He said: “As an organisation, we could do better at being inclusive.
“It is important that we have the maturity and courage to look at these things.
“If the conclusion is to maintain the status quo then we have at least reflected on the debate. If we maintain God and the Queen bits of the promise, that will upset some people, and if we decide to remove them from the promise, which would clearly be a fundamental step, then we’ll upset a whole pile of other people. It’s not exactly a win-win situation but never the less we do have a responsibility to reflect.
“If 90% of members say we should extend the option of an alternative promise that expresses statehood in a different way, then fine, but we have to bear in mind that the Queen is our patron.”

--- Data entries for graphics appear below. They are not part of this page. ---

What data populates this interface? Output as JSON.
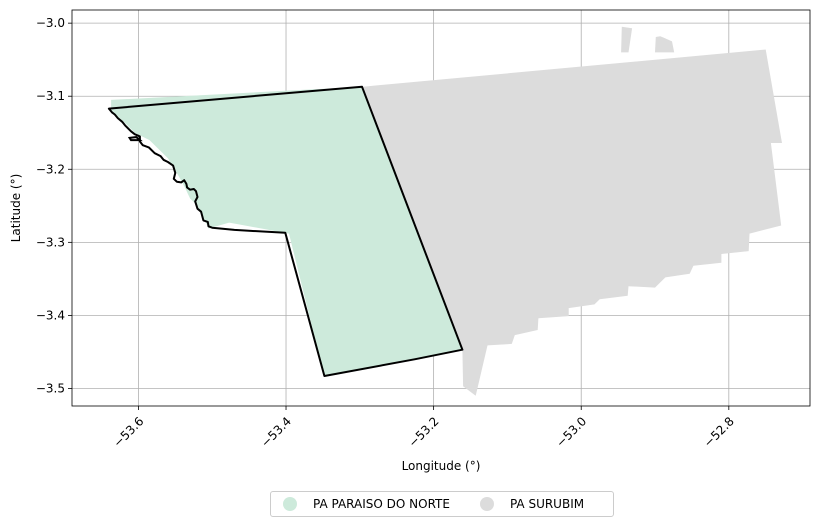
{
  "axes": {
    "xlabel": "Longitude (°)",
    "ylabel": "Latitude (°)",
    "xlim": [
      -53.69,
      -52.69
    ],
    "ylim": [
      -3.524,
      -2.982
    ],
    "xticks": [
      -53.6,
      -53.4,
      -53.2,
      -53.0,
      -52.8
    ],
    "xtick_labels": [
      "−53.6",
      "−53.4",
      "−53.2",
      "−53.0",
      "−52.8"
    ],
    "yticks": [
      -3.0,
      -3.1,
      -3.2,
      -3.3,
      -3.4,
      -3.5
    ],
    "ytick_labels": [
      "−3.0",
      "−3.1",
      "−3.2",
      "−3.3",
      "−3.4",
      "−3.5"
    ],
    "grid": true
  },
  "colors": {
    "paraiso": "#cdeadb",
    "surubim": "#dcdcdc",
    "outline": "#000000",
    "grid": "#b0b0b0"
  },
  "legend": {
    "placement": "bottom-center",
    "items": [
      {
        "label": "PA PARAISO DO NORTE",
        "color": "#cdeadb"
      },
      {
        "label": "PA SURUBIM",
        "color": "#dcdcdc"
      }
    ]
  },
  "regions": {
    "surubim": [
      [
        -53.296,
        -3.087
      ],
      [
        -52.75,
        -3.036
      ],
      [
        -52.728,
        -3.164
      ],
      [
        -52.743,
        -3.164
      ],
      [
        -52.729,
        -3.277
      ],
      [
        -52.772,
        -3.288
      ],
      [
        -52.773,
        -3.312
      ],
      [
        -52.81,
        -3.316
      ],
      [
        -52.81,
        -3.328
      ],
      [
        -52.848,
        -3.332
      ],
      [
        -52.853,
        -3.343
      ],
      [
        -52.886,
        -3.348
      ],
      [
        -52.9,
        -3.362
      ],
      [
        -52.936,
        -3.36
      ],
      [
        -52.937,
        -3.373
      ],
      [
        -52.975,
        -3.378
      ],
      [
        -52.982,
        -3.385
      ],
      [
        -53.017,
        -3.39
      ],
      [
        -53.017,
        -3.401
      ],
      [
        -53.058,
        -3.404
      ],
      [
        -53.059,
        -3.42
      ],
      [
        -53.09,
        -3.427
      ],
      [
        -53.094,
        -3.439
      ],
      [
        -53.127,
        -3.441
      ],
      [
        -53.143,
        -3.51
      ],
      [
        -53.16,
        -3.497
      ],
      [
        -53.161,
        -3.447
      ],
      [
        -53.242,
        -3.282
      ],
      [
        -53.296,
        -3.087
      ]
    ],
    "surubim_notch1": [
      [
        -52.946,
        -3.04
      ],
      [
        -52.936,
        -3.04
      ],
      [
        -52.931,
        -3.007
      ],
      [
        -52.945,
        -3.005
      ]
    ],
    "surubim_notch2": [
      [
        -52.9,
        -3.04
      ],
      [
        -52.874,
        -3.04
      ],
      [
        -52.877,
        -3.025
      ],
      [
        -52.888,
        -3.02
      ],
      [
        -52.893,
        -3.018
      ],
      [
        -52.899,
        -3.019
      ]
    ],
    "paraiso": [
      [
        -53.637,
        -3.105
      ],
      [
        -53.296,
        -3.087
      ],
      [
        -53.161,
        -3.447
      ],
      [
        -53.348,
        -3.484
      ],
      [
        -53.396,
        -3.288
      ],
      [
        -53.477,
        -3.273
      ],
      [
        -53.505,
        -3.281
      ],
      [
        -53.51,
        -3.27
      ],
      [
        -53.52,
        -3.25
      ],
      [
        -53.53,
        -3.24
      ],
      [
        -53.537,
        -3.225
      ],
      [
        -53.545,
        -3.21
      ],
      [
        -53.56,
        -3.185
      ],
      [
        -53.585,
        -3.16
      ],
      [
        -53.605,
        -3.15
      ],
      [
        -53.62,
        -3.135
      ],
      [
        -53.637,
        -3.12
      ]
    ],
    "outline": [
      [
        -53.64,
        -3.117
      ],
      [
        -53.297,
        -3.087
      ],
      [
        -53.161,
        -3.447
      ],
      [
        -53.225,
        -3.46
      ],
      [
        -53.348,
        -3.483
      ],
      [
        -53.401,
        -3.287
      ],
      [
        -53.47,
        -3.283
      ],
      [
        -53.5,
        -3.28
      ],
      [
        -53.505,
        -3.278
      ],
      [
        -53.506,
        -3.272
      ],
      [
        -53.512,
        -3.27
      ],
      [
        -53.515,
        -3.258
      ],
      [
        -53.52,
        -3.254
      ],
      [
        -53.523,
        -3.244
      ],
      [
        -53.52,
        -3.238
      ],
      [
        -53.522,
        -3.23
      ],
      [
        -53.525,
        -3.227
      ],
      [
        -53.53,
        -3.228
      ],
      [
        -53.534,
        -3.225
      ],
      [
        -53.535,
        -3.22
      ],
      [
        -53.538,
        -3.215
      ],
      [
        -53.542,
        -3.218
      ],
      [
        -53.548,
        -3.217
      ],
      [
        -53.552,
        -3.213
      ],
      [
        -53.55,
        -3.205
      ],
      [
        -53.553,
        -3.195
      ],
      [
        -53.56,
        -3.19
      ],
      [
        -53.566,
        -3.187
      ],
      [
        -53.57,
        -3.182
      ],
      [
        -53.578,
        -3.178
      ],
      [
        -53.586,
        -3.17
      ],
      [
        -53.594,
        -3.167
      ],
      [
        -53.598,
        -3.162
      ],
      [
        -53.598,
        -3.155
      ],
      [
        -53.605,
        -3.152
      ],
      [
        -53.61,
        -3.148
      ],
      [
        -53.618,
        -3.14
      ],
      [
        -53.622,
        -3.135
      ],
      [
        -53.628,
        -3.13
      ],
      [
        -53.632,
        -3.125
      ],
      [
        -53.636,
        -3.122
      ],
      [
        -53.64,
        -3.117
      ]
    ],
    "island": [
      [
        -53.612,
        -3.157
      ],
      [
        -53.603,
        -3.156
      ],
      [
        -53.598,
        -3.16
      ],
      [
        -53.61,
        -3.16
      ]
    ]
  }
}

Mr Haddock also revealed that Tricia Marwick, the MSP for Mid Fife and Glenrothes, had raised the issue of the promise with him following a complaint from a constituent.

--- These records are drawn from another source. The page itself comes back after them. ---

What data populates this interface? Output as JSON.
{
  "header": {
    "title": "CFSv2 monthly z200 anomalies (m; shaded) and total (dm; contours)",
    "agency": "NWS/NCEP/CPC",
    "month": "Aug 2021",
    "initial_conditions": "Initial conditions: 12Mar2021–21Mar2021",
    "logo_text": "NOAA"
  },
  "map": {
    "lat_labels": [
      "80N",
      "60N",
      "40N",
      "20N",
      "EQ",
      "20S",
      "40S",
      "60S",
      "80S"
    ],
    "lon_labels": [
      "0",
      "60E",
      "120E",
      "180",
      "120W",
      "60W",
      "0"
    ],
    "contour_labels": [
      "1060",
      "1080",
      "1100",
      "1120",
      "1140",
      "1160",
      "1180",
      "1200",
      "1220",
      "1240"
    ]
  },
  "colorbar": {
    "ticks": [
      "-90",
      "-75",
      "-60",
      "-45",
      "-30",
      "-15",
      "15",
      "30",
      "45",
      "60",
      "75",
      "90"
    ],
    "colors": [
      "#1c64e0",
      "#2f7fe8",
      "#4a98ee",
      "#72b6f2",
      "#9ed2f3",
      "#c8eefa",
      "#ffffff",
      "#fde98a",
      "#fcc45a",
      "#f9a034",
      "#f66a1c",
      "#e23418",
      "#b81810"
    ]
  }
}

But Scout bosses in London insisted there was “no plans” to change the oath, which is taken by the organisations 525,000 members, and would not say wheter it was under review.
But Mr Haddock said the pledge was being looked at on a national level, and a result was expected next summer.
He said: “We are currently in the throes of a review. The first stage is complete, and the issue for next summer is pretty much the oath, what we call the promise. It’s being considered at the current time.”
Currently all members swear “On my honour, I promise that I will do my best to do my duty to God and to the Queen to help other people and to keep the Scout Law.”
However foreign nationals are allowed to swear allegiance to “the county in which I am now living” and non-Christians can change “God” to be appropriate for their religion.
The revelation will raise hopes of a more adaptable oath, with an opt-out for those who disagree with monarchism or who have no religious feeling.
Last week the National Secular Society wrote to the UK’s chief Scout, adventurer Bear Grylls, to ask him to back a more inclusive version of the oath.
They said many children form atheist families are discriminated against.
The Scout movement started in 1907 by Robert Baden-Powell and had more than 41,000 members in Scotland and a worldwide membership of 31 million.